Kimmy, if you're reading (duh, why wouldn't you be), it might be time to visit a maternity store or three. Surely they have those in California, right?
My favorite trouble maker from Laguna Beach, I refuse to graduate to The Hills, is planning her wedding. Again. Kristen Cavallari and Jay Cutler have been through more relationship up and downs than T.Swifty, but it seems now that they are back on and on the way to the altar. After calling off their wedding the first time, they ended up pregnant and now they're back together and registered at Williams Sonoma for all of the over priced waffle makers and appliances their hearts can desire.
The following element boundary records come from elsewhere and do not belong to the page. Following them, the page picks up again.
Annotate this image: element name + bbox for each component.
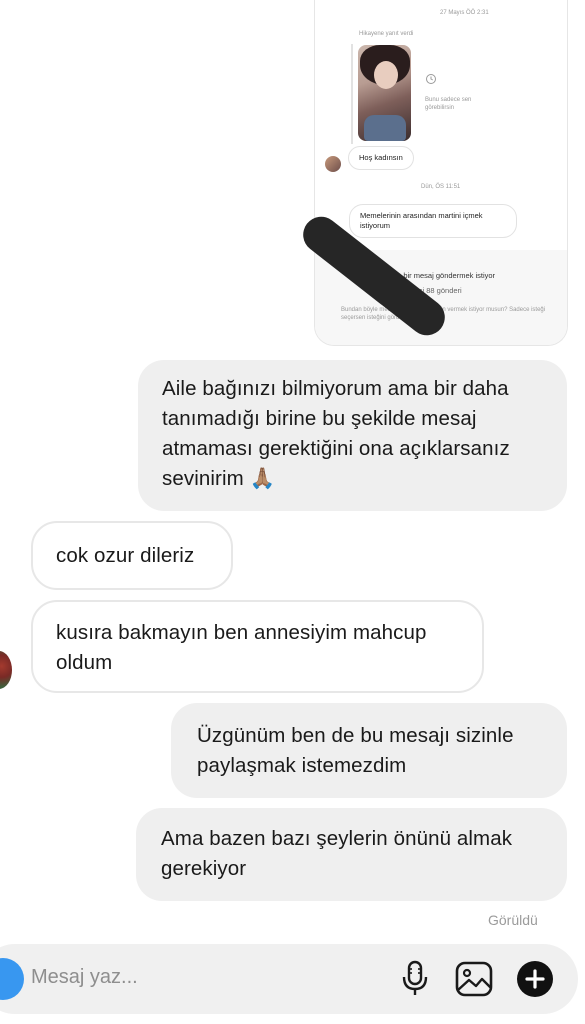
message-bubble-outgoing[interactable]: Ama bazen bazı şeylerin önünü almak gere…: [136, 808, 567, 901]
message-bubble-outgoing[interactable]: Üzgünüm ben de bu mesajı sizinle paylaşm…: [171, 703, 567, 798]
sender-avatar[interactable]: [0, 651, 12, 689]
shared-screenshot[interactable]: 27 Mayıs ÖÖ 2:31 Hikayene yanıt verdi Bu…: [314, 0, 568, 346]
avatar: [325, 156, 341, 172]
plus-icon[interactable]: [516, 960, 554, 998]
message-input[interactable]: Mesaj yaz...: [31, 966, 138, 989]
microphone-icon[interactable]: [399, 960, 431, 998]
story-reply-label: Hikayene yanıt verdi: [359, 31, 414, 37]
timestamp: Dün, ÖS 11:51: [421, 184, 461, 190]
message-text: Üzgünüm ben de bu mesajı sizinle paylaşm…: [197, 724, 514, 777]
history-icon: [426, 74, 436, 84]
story-note: Bunu sadece sen görebilirsin: [425, 97, 472, 111]
gallery-icon[interactable]: [454, 960, 494, 998]
story-thumbnail: [358, 45, 411, 141]
message-text: Aile bağınızı bilmiyorum ama bir daha ta…: [162, 377, 510, 490]
message-bubble: Hoş kadınsın: [348, 146, 414, 170]
message-bubble-incoming[interactable]: kusıra bakmayın ben annesiyim mahcup old…: [31, 600, 484, 693]
message-bubble-outgoing[interactable]: Aile bağınızı bilmiyorum ama bir daha ta…: [138, 360, 567, 511]
message-bubble: Memelerinin arasından martini içmek isti…: [349, 204, 517, 238]
seen-status: Görüldü: [488, 912, 538, 928]
message-text: cok ozur dileriz: [56, 544, 195, 567]
request-footer: Bundan böyle mesaj göndermesine izin ver…: [341, 307, 546, 321]
message-text: kusıra bakmayın ben annesiyim mahcup old…: [56, 621, 427, 674]
message-text: Ama bazen bazı şeylerin önünü almak gere…: [161, 827, 513, 880]
timestamp: 27 Mayıs ÖÖ 2:31: [440, 10, 489, 16]
story-divider: [351, 44, 353, 144]
message-bubble-incoming[interactable]: cok ozur dileriz: [31, 521, 233, 590]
If I were Jay Cutler I'd be meeting with my attorney immediately to write up the prenup. Not that a prenup would be much help at this point. You know what Kanye says, "She got one of yo kids, she got you for 18 years". Good luck to ya.
And lastly, but never least, my favorite little serial dater, Tay Tay Swizzle, recently did a very uncensored interview with Vanity Fair magazine that created quite the shitstorm. Not only did she say that Tina Fey and Amy Poehler have a spot reserved for them in hell, she also decided to make it publicly known that she has, in fact, only dated two guys since 2010. I really wish there was video of this interview because I can only imagine the interviewer letting out the loudest roaring laugh of Vanity Fair history. I mean, who is Swifty trying to kid here?
Love you girl, but you might just want to own up to your scandalous ways because I think it's safe to say that no one is going to believe this story whether you stick to it or not.
PS. The song "Dear John" came out in 2010... and John Mayer was not one of the two she's "dated" since 2010. So... there's that.
Honesty might be the only policy in this case.